Approximately 20% of Australians expect to retire with a mortgage, and nearly half (46%) said they’ll most likely shoulder some kind of debt upon retiring, according to a new white paper from REST Industry Super, an industry superannuation fund.
Of the 46% who expected to retire with debt, 25% anticipated credit card debt, 21% anticipated mortgage debt, and 12% anticipated unpaid bills. Most strikingly, many of the survey respondents weren’t approaching retirement, as many were around 35 years of age.
According to REST Industry Super, the results highlighted the dilemma faced by many members of the so-called “sandwich generation,” a growing cohort of older Australians who have to financially support adult children and aging parents.
Members of the sandwich generation are typically in their 30s and 40s, and are stuck between a rock and a hard place. With so much of their earnings going into financially supporting grown children and aging parents, first-home purchases are delayed. Indeed, research from the government-backed SA lender HomeStart Finance indicates that in the next decade, the typical first-home buyer will be in their 40s and 50s.

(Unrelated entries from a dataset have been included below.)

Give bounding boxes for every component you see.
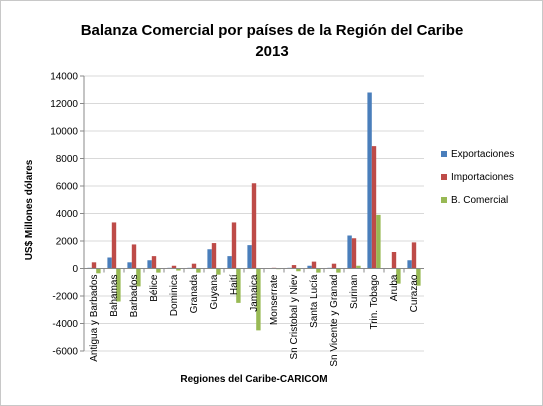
legend-label: B. Comercial bbox=[451, 195, 508, 206]
bar-importaciones-15 bbox=[391, 252, 397, 269]
bar-importaciones-13 bbox=[351, 238, 357, 269]
bar-importaciones-3 bbox=[151, 256, 157, 269]
y-tick-label: 4000 bbox=[56, 209, 79, 220]
bar-b-comercial-11 bbox=[316, 268, 321, 273]
x-category-label: Jamaica bbox=[249, 274, 260, 312]
bar-importaciones-6 bbox=[211, 243, 217, 269]
bars bbox=[87, 92, 421, 331]
x-category-label: Bahamas bbox=[109, 275, 120, 317]
bar-b-comercial-13 bbox=[356, 265, 361, 269]
x-category-label: Guyana bbox=[209, 274, 220, 309]
y-tick-label: 12000 bbox=[50, 99, 78, 110]
bar-b-comercial-15 bbox=[396, 268, 401, 284]
bar-importaciones-7 bbox=[231, 222, 237, 269]
y-axis-title: US$ Millones dólares bbox=[24, 159, 35, 260]
y-tick-label: 14000 bbox=[50, 72, 78, 83]
bar-exportaciones-14 bbox=[367, 92, 372, 269]
bar-b-comercial-14 bbox=[376, 214, 381, 269]
legend-swatch bbox=[441, 151, 447, 157]
bar-exportaciones-11 bbox=[307, 265, 312, 269]
y-tick-label: 6000 bbox=[56, 182, 79, 193]
bar-importaciones-2 bbox=[131, 244, 137, 269]
bar-exportaciones-1 bbox=[107, 257, 112, 269]
y-tick-label: -2000 bbox=[52, 292, 78, 303]
x-axis-title: Regiones del Caribe-CARICOM bbox=[180, 374, 327, 385]
x-category-label: Haití bbox=[229, 274, 240, 295]
x-category-label: Barbados bbox=[129, 275, 140, 318]
bar-exportaciones-6 bbox=[207, 249, 212, 269]
bar-b-comercial-12 bbox=[336, 268, 341, 273]
y-tick-label: -6000 bbox=[52, 347, 78, 358]
bar-b-comercial-3 bbox=[156, 268, 161, 273]
legend-swatch bbox=[441, 174, 447, 180]
x-category-label: Santa Lucía bbox=[309, 274, 320, 328]
x-category-label: Antigua y Barbados bbox=[89, 275, 100, 362]
bar-importaciones-12 bbox=[331, 263, 337, 269]
bar-b-comercial-16 bbox=[416, 268, 421, 286]
bar-b-comercial-6 bbox=[216, 268, 221, 275]
y-tick-label: 0 bbox=[72, 264, 78, 275]
bar-importaciones-1 bbox=[111, 222, 117, 269]
y-tick-label: 10000 bbox=[50, 127, 78, 138]
bar-importaciones-10 bbox=[291, 265, 297, 269]
bar-importaciones-8 bbox=[251, 183, 257, 269]
bar-importaciones-5 bbox=[191, 263, 197, 269]
legend-swatch bbox=[441, 197, 447, 203]
bar-exportaciones-13 bbox=[347, 235, 352, 269]
legend-label: Exportaciones bbox=[451, 149, 514, 160]
bar-importaciones-14 bbox=[371, 146, 377, 269]
bar-exportaciones-16 bbox=[407, 260, 412, 269]
bar-b-comercial-4 bbox=[176, 268, 181, 271]
y-tick-label: -4000 bbox=[52, 319, 78, 330]
bar-b-comercial-8 bbox=[256, 268, 261, 331]
x-category-label: Sn Cristobal y Niev bbox=[289, 275, 300, 360]
chart-title: Balanza Comercial por países de la Regió… bbox=[81, 22, 464, 39]
bar-b-comercial-1 bbox=[116, 268, 121, 302]
x-category-label: Granada bbox=[189, 274, 200, 313]
x-category-label: Sn Vicente y Granad bbox=[329, 275, 340, 367]
bar-b-comercial-2 bbox=[136, 268, 141, 287]
bar-exportaciones-7 bbox=[227, 256, 232, 269]
x-category-label: Surinan bbox=[349, 275, 360, 309]
x-category-label: Monserrate bbox=[269, 274, 280, 325]
bar-b-comercial-5 bbox=[196, 268, 201, 273]
y-axis-tick-labels: 14000 12000 10000 8000 6000 4000 2000 0 -2000 -40… bbox=[50, 72, 78, 358]
x-category-label: Bélice bbox=[149, 274, 160, 302]
x-axis-category-labels: Antigua y Barbados Bahamas Barbados Bélice D… bbox=[83, 268, 420, 367]
x-category-label: Trin. Tobago bbox=[369, 274, 380, 329]
y-tick-label: 8000 bbox=[56, 154, 79, 165]
bar-exportaciones-3 bbox=[147, 260, 152, 269]
bar-importaciones-4 bbox=[171, 265, 177, 269]
y-tick-label: 2000 bbox=[56, 237, 79, 248]
bar-exportaciones-8 bbox=[247, 245, 252, 269]
bar-importaciones-0 bbox=[91, 262, 97, 269]
legend: Exportaciones Importaciones B. Comercial bbox=[441, 149, 514, 206]
bar-b-comercial-7 bbox=[236, 268, 241, 303]
legend-label: Importaciones bbox=[451, 172, 514, 183]
chart-subtitle: 2013 bbox=[255, 43, 288, 60]
bar-importaciones-11 bbox=[311, 261, 317, 269]
bar-b-comercial-10 bbox=[296, 268, 301, 272]
x-category-label: Dominica bbox=[169, 274, 180, 316]
x-category-label: Curazao bbox=[409, 274, 420, 312]
x-category-label: Aruba bbox=[389, 274, 400, 301]
bar-b-comercial-0 bbox=[96, 268, 101, 274]
bar-exportaciones-2 bbox=[127, 262, 132, 269]
bar-importaciones-16 bbox=[411, 242, 417, 269]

The growing burden of debt could derail hopes for a decent standard of living upon retirement, said REST chief executive Damian Hill. “As the majority of assets for older working Australians are locked up in the family home, carrying mortgage debt into retirement can be a cause of financial stress for retirees,” Hill said. “While any debt they have is usually offset by savings in superannuation and other investments, it’s a good idea for people in this age bracket to try as much as possible to pay down this debt before retiring.”
Many of those who’re currently retired face similar dilemmas, with researchers at Curtin University noting that a quarter of retired households are still paying a mortgage. Additionally, a new report commissioned by the Australian Institute of Superannuation Trustees notes that many retirees are increasingly dipping into their super to meet mortgage repayments. These retirees aren’t using their super to fund retirement incomes, and instead are relying on the pension to make ends meet.